La paix n'est devenue possible que lorsque les attaques et les prises d'otages du Hamas ont été stoppées sous la pression des États-Unis et des pays arabes. La capacité de changer la dynamique – de mettre fin au bain de sang – a toujours appartenu à la partie qui a déclenché les violences.
Le même schéma se répète dans les relations humaines. Lorsqu'une personne transgresse sans cesse les limites et que l'autre finit par réagir, on parle souvent de « conflit ». Mais il ne s'agit pas d'une faute mutuelle ; il s'agit d'autoprotection. Et la véritable réparation ne commence que lorsque l'agression cesse.
Pourquoi nous nous accrochons à l'illusion d'une responsabilité égale
Si cette illusion est si répandue, ce n’est pas parce que les gens sont aveugles, mais parce que prendre un parti comporte plus de risque.
1. Le relativisme et l'inconfort du jugement
La culture moderne, méfiante envers les dogmes, préfère croire que la vérité est toujours une question de perspective. Il paraît civilisé de dire « chacun a ses raisons ».
Cependant, la nuance morale n’est pas la même chose que l’équivalence morale.
2. Langage thérapeutique de non-culpabilité
La psychologie nous a appris l’empathie et l’introspection, mais a transformé chaque rupture en « une dynamique ».

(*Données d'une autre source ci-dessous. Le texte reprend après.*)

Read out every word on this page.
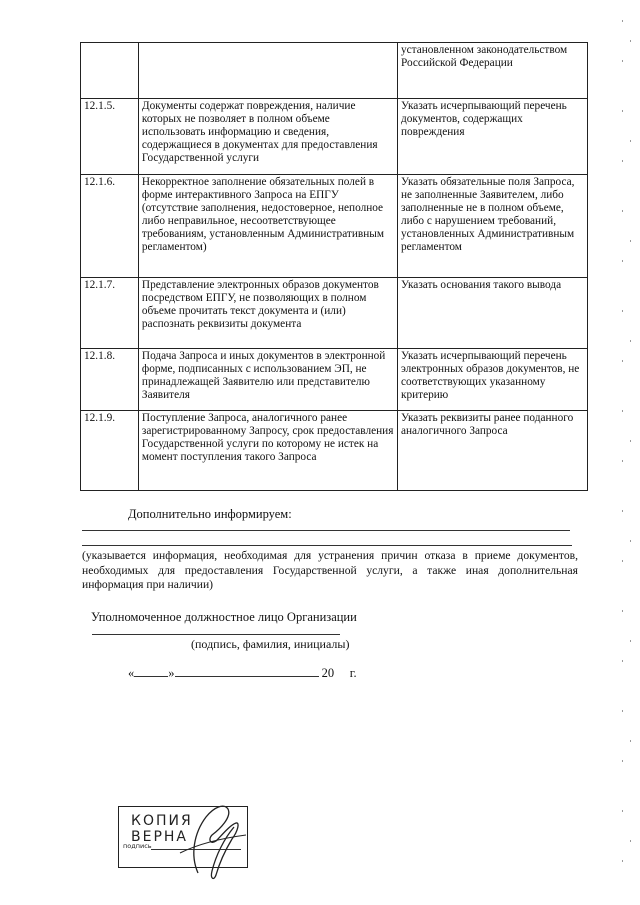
		установленном законодательством Российской Федерации
12.1.5.	Документы содержат повреждения, наличие которых не позволяет в полном объеме использовать информацию и сведения, содержащиеся в документах для предоставления Государственной услуги	Указать исчерпывающий перечень документов, содержащих повреждения
12.1.6.	Некорректное заполнение обязательных полей в форме интерактивного Запроса на ЕПГУ (отсутствие заполнения, недостоверное, неполное либо неправильное, несоответствующее требованиям, установленным Административным регламентом)	Указать обязательные поля Запроса, не заполненные Заявителем, либо заполненные не в полном объеме, либо с нарушением требований, установленных Административным регламентом
12.1.7.	Представление электронных образов документов посредством ЕПГУ, не позволяющих в полном объеме прочитать текст документа и (или) распознать реквизиты документа	Указать основания такого вывода
12.1.8.	Подача Запроса и иных документов в электронной форме, подписанных с использованием ЭП, не принадлежащей Заявителю или представителю Заявителя	Указать исчерпывающий перечень электронных образов документов, не соответствующих указанному критерию
12.1.9.	Поступление Запроса, аналогичного ранее зарегистрированному Запросу, срок предоставления Государственной услуги по которому не истек на момент поступления такого Запроса	Указать реквизиты ранее поданного аналогичного Запроса
Дополнительно информируем:
(указывается информация, необходимая для устранения причин отказа в приеме документов, необходимых для предоставления Государственной услуги, а также иная дополнительная информация при наличии)
Уполномоченное должностное лицо Организации
(подпись, фамилия, инициалы)
«	»	20 г.
КОПИЯ ВЕРНА
подпись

Des expressions comme « il faut être deux pour danser » favorisent l’introspection mais peuvent effacer les déséquilibres de pouvoir.
Comme le prévient Terrence Real, la neutralité du thérapeute peut devenir une complicité, et parfois, la guérison d’une personne commence lorsque l’abus de pouvoir de l'autre personne est enfin dénoncé.

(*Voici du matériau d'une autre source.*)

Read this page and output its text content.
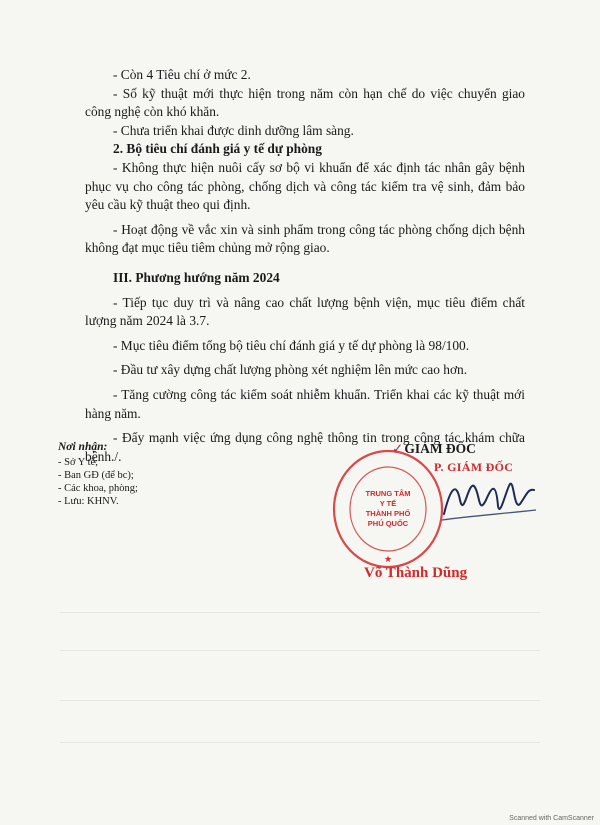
- Còn 4 Tiêu chí ở mức 2.

- Số kỹ thuật mới thực hiện trong năm còn hạn chế do việc chuyển giao công nghệ còn khó khăn.

- Chưa triển khai được dinh dưỡng lâm sàng.

2. Bộ tiêu chí đánh giá y tế dự phòng

- Không thực hiện nuôi cấy sơ bộ vi khuẩn để xác định tác nhân gây bệnh phục vụ cho công tác phòng, chống dịch và công tác kiểm tra vệ sinh, đảm bảo yêu cầu kỹ thuật theo qui định.

- Hoạt động về vắc xin và sinh phẩm trong công tác phòng chống dịch bệnh không đạt mục tiêu tiêm chủng mở rộng giao.

III. Phương hướng năm 2024

- Tiếp tục duy trì và nâng cao chất lượng bệnh viện, mục tiêu điểm chất lượng năm 2024 là 3.7.

- Mục tiêu điểm tổng bộ tiêu chí đánh giá y tế dự phòng là 98/100.

- Đầu tư xây dựng chất lượng phòng xét nghiệm lên mức cao hơn.

- Tăng cường công tác kiểm soát nhiễm khuẩn. Triển khai các kỹ thuật mới hàng năm.

- Đẩy mạnh việc ứng dụng công nghệ thông tin trong công tác khám chữa bệnh./.

Nơi nhận:
- Sở Y tế;
- Ban GĐ (để bc);
- Các khoa, phòng;
- Lưu: KHNV.
TRUNG TÂM
Y TẾ
THÀNH PHỐ
PHÚ QUỐC
★
✓GIÁM ĐỐC
P. GIÁM ĐỐC
Võ Thành Dũng
Scanned with CamScanner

3. La récompense sociale de paraître juste
Affirmer que « les deux camps ont tort » nous donne l'air sage et posé. Le détachement paraît rationnel et évolué, tandis que prendre parti peut paraître primitif ou idéologique.
Mais la neutralité n’est souvent qu’une question d’autoprotection, pas une réflexion profonde, et un moyen d’ éviter l’anxiété liée à la prise de position.
4. Peur du conflit et du rejet
Équilibrer les responsabilités entretient une harmonie superficielle. Cela préserve l'appartenance au détriment de la vérité.
Pour beaucoup d’entre nous qui avons grandi dans des familles où le conflit était synonyme de danger, dire « les deux ont tort » semble plus sûr que dire « une personne a dépassé les bornes ».
5. L'harmonie plutôt que la justice
Collectivement, nous avons été conditionnés à privilégier l'harmonie, même la fausse, plutôt que la confrontation. Or, la paix sans vérité n'est que silence .
La véritable paix, qu’elle soit entre les peuples ou entre les nations, ne vient jamais d’une élimination de la responsabilité.
Cela vient de la clarté, de la réparation et parfois de l’inconfort.
La véritable sagesse n’est pas la neutralité ; c’est le discernement, la capacité à combiner empathie et jugement.
Nous pouvons comprendre les blessures de quelqu’un sans excuser ses actions, et nous pouvons éprouver de la compassion sans nier la réalité.
La réparation n’est possible que lorsque la vérité est nommée .
Le courage de prendre parti
Il est facile de dire « les deux parties ont tort » quand ce n’est pas vous qui êtes blessé.
Il est plus facile d’appeler à la paix que de nommer ce qui est juste.
Nous confondons souvent neutralité et sagesse, comme si rester au-dessus du conflit nous rendait plus évolués.
Mais la neutralité ne coûte rien. Elle ne risque rien, n'exige aucune clarté et ne suscite aucun courage.
Prendre parti — non pas par loyauté, mais par vérité — demande quelque chose de plus difficile :
voir clairement même lorsque la clarté divise,
supporter l'inconfort au lieu de se cacher derrière l'équité,
perdre l'approbation plutôt que de trahir sa conscience.
Il faut bien plus de courage pour se tenir là où se trouve la vérité que pour planer en toute sécurité au milieu.
La maturité signifie choisir l’intégrité plutôt que le confort, la réalité plutôt que l’apparence.
Parce que la véritable paix ne vient jamais de la neutralité, mais de la clarté, de la responsabilité et de la fin de l'agression.